Pela proposta que vem sendo discutida, os incentivos seriam regulamentados em leis federais e os Estados com menor participação no PIB teriam direito a um volume maior de incentivo. A ideia visa reduzir as desigualdades econômicas entre as regiões.
O secretário da Fazenda do Amazonas, Afonso Lobo, minimizou a proposta. “Existem muitas propostas. Todo dia surgem propostas novas e diferentes. O ideal é que não haja incentivos fiscais, a não ser aquele aprovado pelo Confaz”, comentou.
A senadora Vanessa Graziottin (PCdoB), através de sua assessoria de imprensa, também colocou a ideia como inviável. Sem entrar no mérito se a ideia seria boa ou ruim, a senadora destacou que a proposta em discussão pela CAE (Comissão de Assuntos Econômicos) e pelo Confaz (Conselho Nacional de Política Fazendária) já vem sendo discutido a um longo tempo e está perto de um consenso, não havendo motivos para recomeçar outra discussão. Sobre os debates atuais a respeito do ICMS, Vanessa admitiu que o momento é do Amazonas ceder.

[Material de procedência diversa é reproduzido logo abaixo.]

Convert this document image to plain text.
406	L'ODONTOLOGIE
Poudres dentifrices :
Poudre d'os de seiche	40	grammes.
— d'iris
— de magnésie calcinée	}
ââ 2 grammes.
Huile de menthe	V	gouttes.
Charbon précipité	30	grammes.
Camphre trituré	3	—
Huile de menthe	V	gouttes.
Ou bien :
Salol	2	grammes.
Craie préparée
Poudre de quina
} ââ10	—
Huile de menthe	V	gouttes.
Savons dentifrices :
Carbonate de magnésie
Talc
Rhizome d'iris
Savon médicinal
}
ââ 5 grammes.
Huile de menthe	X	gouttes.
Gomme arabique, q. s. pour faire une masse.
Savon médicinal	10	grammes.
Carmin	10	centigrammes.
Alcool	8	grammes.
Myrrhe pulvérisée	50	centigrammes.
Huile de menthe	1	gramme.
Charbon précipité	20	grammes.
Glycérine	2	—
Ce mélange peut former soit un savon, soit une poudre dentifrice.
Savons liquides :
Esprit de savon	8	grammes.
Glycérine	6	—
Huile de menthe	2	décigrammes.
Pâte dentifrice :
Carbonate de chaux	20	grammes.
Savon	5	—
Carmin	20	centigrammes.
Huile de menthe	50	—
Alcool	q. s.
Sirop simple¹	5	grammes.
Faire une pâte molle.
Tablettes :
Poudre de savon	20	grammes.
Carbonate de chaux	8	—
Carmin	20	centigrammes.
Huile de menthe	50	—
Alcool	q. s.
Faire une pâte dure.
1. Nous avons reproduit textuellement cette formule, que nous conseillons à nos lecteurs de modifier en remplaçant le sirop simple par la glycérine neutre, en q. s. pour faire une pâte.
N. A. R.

Para o deputado Francisco Praciano (PT), a proposta não é completamente descartável. “Manteríamos vantagens comparativas sobre Estados como São Paulo, Rio de Janeiro e Bahia. Perderíamos em relação a outros Estados do Norte como Acre, Rondônia e Roraima, mas são Estados que apresentam logísticas piores do que a nossa. O que não podemos deixar é que se equipare tudo”, comentou. Praciano também lamentou o fato de que as conversas a respeito do ICMS vêm sendo pouco discutidas pela bancada amazonense.
Entre os objetivos da movimentação, encabeçada pelo governador do Goiás, Marconi Perillo (PSDB), está o de mobilizar suas bancadas para rejeitar, no plenário do Senado, o projeto de resolução que muda as alíquotas interestaduais do ICMS, convalidar os incentivos fiscais já concedidos, acabar com a unanimidade exigida para as decisões do Confaz e adiar a edição de súmula vinculante pelo STF (Supremo Tribunal Federal), que derruba todos os benefícios atuais.
Para o Secretário da Fazenda do Amazonas, Afonso Lobo, o principal foco da movimentação diz respeito a pressionar o Supremo para que a súmula vinculante não seja editada. Lobo explica que a súmula fará com que todo incentivo concedido sem a aprovação do Confaz seja ilegal. “O amazonas está fora disso. Para nós interessa que o Governo diga que quem praticou guerra fiscal imbuiu em ilegalidade e inconstitucionalidade. A guerra fiscal não nos interessa”, completa.
O secretário também informa que as reuniões realizadas pela Confaz estão paradas e não apresentam novidades sobre o caso. Pelo que vem sendo discutido no Confaz, a alíquota do ICMS da Zona Franca seria reduzida para 10%, contra os 12% que foram aprovados pela CAE. Os outros Estados teriam alíquotas entre 7% e 4%. “Nossa posição ainda é não aceitar essa redução”, conclui.
A redação do Jornal do Commercio tentou entrar em contato com o senador Eduardo Braga e sua assessoria, no entanto, não obteve resposta até o fechamento desta edição.
A súmula vinculante
A proposta da súmula vinculante 69 do Supremo, que dispõe sobre a guerra fiscal, diz que: “Qualquer isenção, incentivo, redução de alíquota ou de base de cálculo, crédito presumido, dispensa de pagamento ou outro benefício fiscal relativo ao ICMS, concedido sem prévia aprovação em convênio celebrado no âmbito do Confaz, é inconstitucional”.